Impacts of bid rigging

Bid rigging leads to uncompetitive tender processes that can result in organisations paying higher prices or
receiving lower quality goods or services. Businesses that are the victims of bid rigging can pass on extra costs
or reduced quality to consumers and other businesses in the supply chain.

If a government agency pays an inflated price for services provided by tender, these additional costs or reduced
quality are eventually passed on to taxpayers.

Certain patterns in bids can give rise to suspicion of collusion. Situations of suspicious behavior are the
following (illustrative and not exhaustive):

1. The bid offers by different bidders contain same or similar errors and irregularities (spelling, grammatical and
calculation). This may indicate that the designated bid winner has prepared all other bids (of the losers).

2. Bid documents contain the same corrections and alterations indicating last minute changes.

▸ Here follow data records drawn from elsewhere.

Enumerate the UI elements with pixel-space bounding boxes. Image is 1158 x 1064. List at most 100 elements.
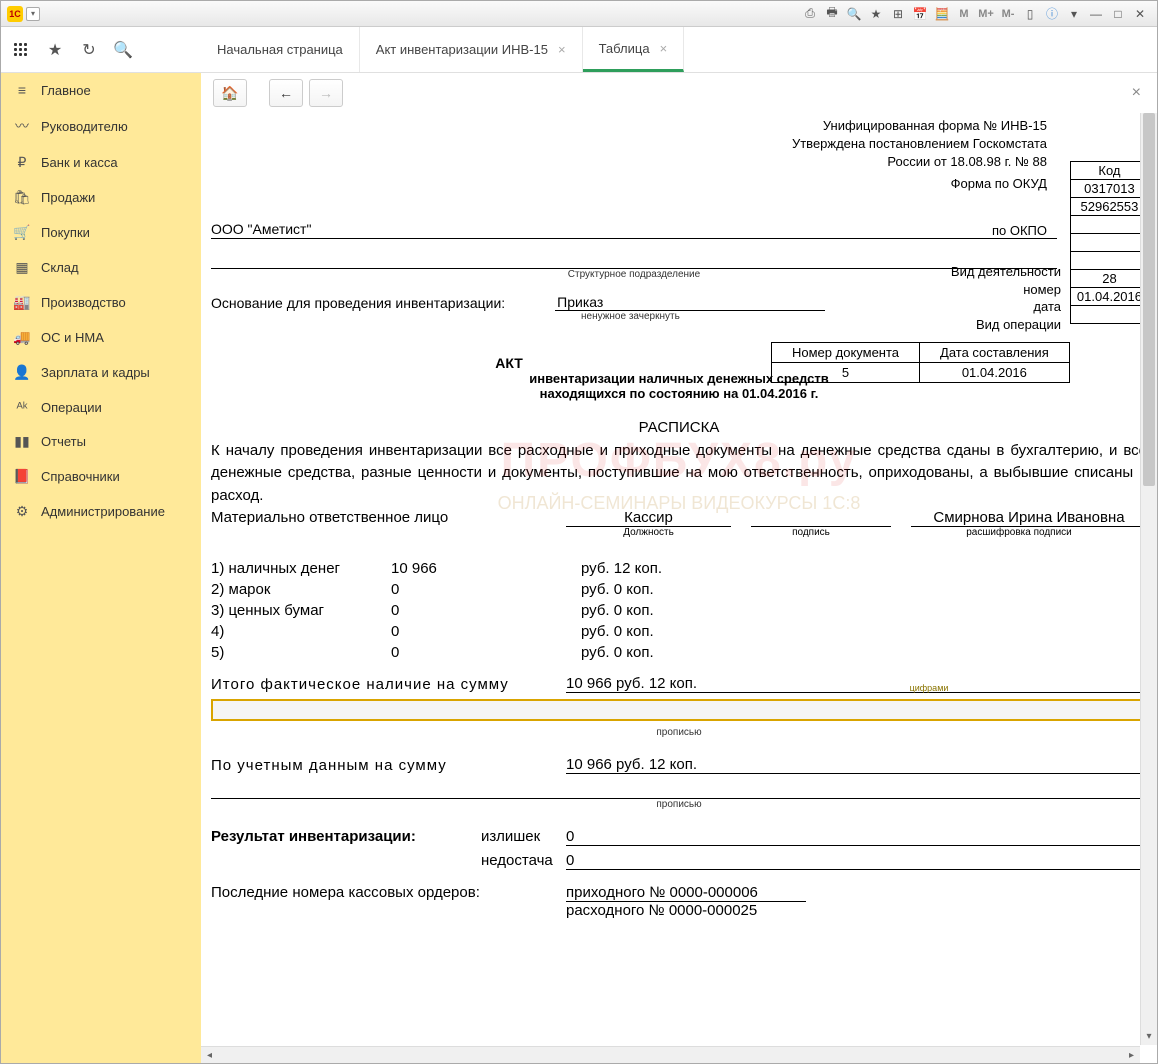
back-button[interactable]: ←	[269, 79, 303, 107]
scroll-left-icon[interactable]: ◂	[201, 1047, 218, 1063]
body-text: К началу проведения инвентаризации все р…	[211, 440, 1147, 508]
tab-home[interactable]: Начальная страница	[201, 27, 360, 72]
document-area[interactable]: ПРОФБУХ8.ру ОНЛАЙН-СЕМИНАРЫ ВИДЕОКУРСЫ 1…	[201, 113, 1157, 929]
memory-mminus-icon[interactable]: M-	[999, 5, 1017, 23]
boxes-icon: ▦	[13, 259, 31, 276]
sidebar-item-label: Зарплата и кадры	[41, 365, 150, 380]
act-title: АКТ	[211, 355, 807, 371]
total-fact-row: Итого фактическое наличие на сумму 10 96…	[211, 673, 1147, 695]
factory-icon: 🏭	[13, 294, 31, 311]
panel-icon[interactable]: ⊞	[889, 5, 907, 23]
close-window-button[interactable]: ✕	[1129, 5, 1151, 23]
sidebar-item-label: Администрирование	[41, 504, 165, 519]
tab-close-icon[interactable]: ×	[660, 41, 668, 56]
print-preview-icon[interactable]: ⎙	[801, 5, 819, 23]
raspiska-title: РАСПИСКА	[211, 419, 1147, 436]
navbar: 🏠 ← → ×	[201, 73, 1157, 113]
result-surplus-row: Результат инвентаризации: излишек 0	[211, 828, 1147, 846]
sidebar-item-operations[interactable]: ᴬᵏОперации	[1, 390, 201, 424]
maximize-button[interactable]: □	[1107, 5, 1129, 23]
search-doc-icon[interactable]: 🔍	[845, 5, 863, 23]
propis-label-2: прописью	[211, 799, 1147, 810]
horizontal-scrollbar[interactable]: ◂ ▸	[201, 1046, 1140, 1063]
sidebar-item-label: Руководителю	[41, 119, 128, 134]
sidebar-item-main[interactable]: ≡Главное	[1, 73, 201, 107]
sidebar-item-label: Покупки	[41, 225, 90, 240]
selected-cell[interactable]	[211, 699, 1147, 721]
cart-icon: 🛒	[13, 224, 31, 241]
home-button[interactable]: 🏠	[213, 79, 247, 107]
cash-rows: 1) наличных денег10 966руб. 12 коп. 2) м…	[211, 558, 1147, 663]
history-icon[interactable]: ↻	[79, 40, 99, 60]
mol-row: Материально ответственное лицо Кассир См…	[211, 509, 1147, 527]
star-icon[interactable]: ★	[45, 40, 65, 60]
sidebar-item-purchases[interactable]: 🛒 Покупки	[1, 215, 201, 250]
vertical-scrollbar[interactable]: ▴ ▾	[1140, 113, 1157, 1045]
truck-icon: 🚚	[13, 329, 31, 346]
search-icon[interactable]: 🔍	[113, 40, 133, 60]
sidebar-item-label: Банк и касса	[41, 155, 118, 170]
sidebar-item-bank[interactable]: ₽ Банк и касса	[1, 145, 201, 180]
tab-table[interactable]: Таблица ×	[583, 27, 685, 72]
sidebar-item-admin[interactable]: ⚙ Администрирование	[1, 494, 201, 529]
tab-label: Начальная страница	[217, 42, 343, 57]
tabbar: ★ ↻ 🔍 Начальная страница Акт инвентариза…	[1, 27, 1157, 73]
sidebar-item-catalogs[interactable]: 📕Справочники	[1, 459, 201, 494]
tab-close-icon[interactable]: ×	[558, 42, 566, 57]
sidebar-item-assets[interactable]: 🚚 ОС и НМА	[1, 320, 201, 355]
close-tab-button[interactable]: ×	[1128, 80, 1145, 106]
sidebar-item-label: Продажи	[41, 190, 95, 205]
favorite-icon[interactable]: ★	[867, 5, 885, 23]
sidebar-item-warehouse[interactable]: ▦ Склад	[1, 250, 201, 285]
sidebar: ≡Главное 〰 Руководителю ₽ Банк и касса 🛍Пр…	[1, 73, 201, 1063]
info-dropdown-icon[interactable]: ▾	[1065, 5, 1083, 23]
titlebar: 1С ▾ ⎙ 🖶 🔍 ★ ⊞ 📅 🧮 M M+ M- ▯ ⓘ ▾ — □ ✕	[1, 1, 1157, 27]
gear-icon: ⚙	[13, 503, 31, 520]
struct-label: Структурное подразделение	[211, 269, 1057, 280]
person-icon: 👤	[13, 364, 31, 381]
calculator-icon[interactable]: 🧮	[933, 5, 951, 23]
scroll-right-icon[interactable]: ▸	[1123, 1047, 1140, 1063]
cash-row: 1) наличных денег10 966руб. 12 коп.	[211, 558, 1147, 579]
strike-note: ненужное зачеркнуть	[581, 311, 851, 322]
calendar-icon[interactable]: 📅	[911, 5, 929, 23]
scroll-down-icon[interactable]: ▾	[1141, 1028, 1157, 1045]
form-header: Унифицированная форма № ИНВ-15 Утвержден…	[211, 117, 1047, 172]
app-menu-dropdown[interactable]: ▾	[26, 7, 40, 21]
forward-button[interactable]: →	[309, 79, 343, 107]
orders-income-row: Последние номера кассовых ордеров: прихо…	[211, 884, 1147, 902]
book-row: По учетным данным на сумму 10 966 руб. 1…	[211, 754, 1147, 776]
act-sub2: находящихся по состоянию на 01.04.2016 г…	[211, 386, 1147, 401]
ruble-icon: ₽	[13, 154, 31, 171]
sidebar-item-manager[interactable]: 〰 Руководителю	[1, 107, 201, 145]
tab-label: Таблица	[599, 41, 650, 56]
book-icon: 📕	[13, 468, 31, 485]
minimize-button[interactable]: —	[1085, 5, 1107, 23]
cash-row: 5)0руб. 0 коп.	[211, 642, 1147, 663]
sidebar-item-label: Склад	[41, 260, 79, 275]
apps-grid-icon[interactable]	[11, 40, 31, 60]
scroll-thumb[interactable]	[1143, 113, 1155, 486]
ops-icon: ᴬᵏ	[13, 399, 31, 415]
layout-icon[interactable]: ▯	[1021, 5, 1039, 23]
right-labels: Вид деятельности номер дата Вид операции	[951, 263, 1061, 333]
tab-act-inv15[interactable]: Акт инвентаризации ИНВ-15 ×	[360, 27, 583, 72]
sidebar-item-label: ОС и НМА	[41, 330, 104, 345]
orders-expense-row: расходного № 0000-000025	[211, 902, 1147, 919]
menu-icon: ≡	[13, 82, 31, 98]
print-icon[interactable]: 🖶	[823, 5, 841, 23]
sidebar-item-salary[interactable]: 👤 Зарплата и кадры	[1, 355, 201, 390]
memory-m-icon[interactable]: M	[955, 5, 973, 23]
cash-row: 3) ценных бумаг0руб. 0 коп.	[211, 600, 1147, 621]
sidebar-item-sales[interactable]: 🛍Продажи	[1, 180, 201, 215]
tab-label: Акт инвентаризации ИНВ-15	[376, 42, 548, 57]
sidebar-item-production[interactable]: 🏭Производство	[1, 285, 201, 320]
info-icon[interactable]: ⓘ	[1043, 5, 1061, 23]
sidebar-item-reports[interactable]: ▮▮Отчеты	[1, 424, 201, 459]
sidebar-item-label: Отчеты	[41, 434, 86, 449]
basis-row: Основание для проведения инвентаризации:…	[211, 294, 1007, 311]
okpo-label: по ОКПО	[211, 223, 1047, 238]
memory-mplus-icon[interactable]: M+	[977, 5, 995, 23]
app-icon: 1С	[7, 6, 23, 22]
chart-icon: 〰	[13, 116, 31, 136]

3. A bidder seeks a bid package for himself/herself and also for the competitor.

4. A bidder submits his/her bid and also the competitor's.

5. A bidder submits an offer, which is not capable of being successfully honoured/performed. 6. A party brings
multiple bids to a bid opening and submits its bid only after coming to know as to who else is bidding.

7. A bidder makes a statement indicating advance knowledge of the offers of the competitors. 8. A bidder makes
a statement that a bid is a 'complementary', 'token' or 'cover' bid.
9. A bidder makes a statement that the bidders have discussed prices and reached an understanding.

COMMISSION'S POWERS Section 27 empowers the Commission to pass cease and desist order, impose
penalty, award compensation to parties, direct modification of agreements or pass any such other order as it may
deem fit, when after inquiry the Commission finds that any agreement is in contravention of section 3.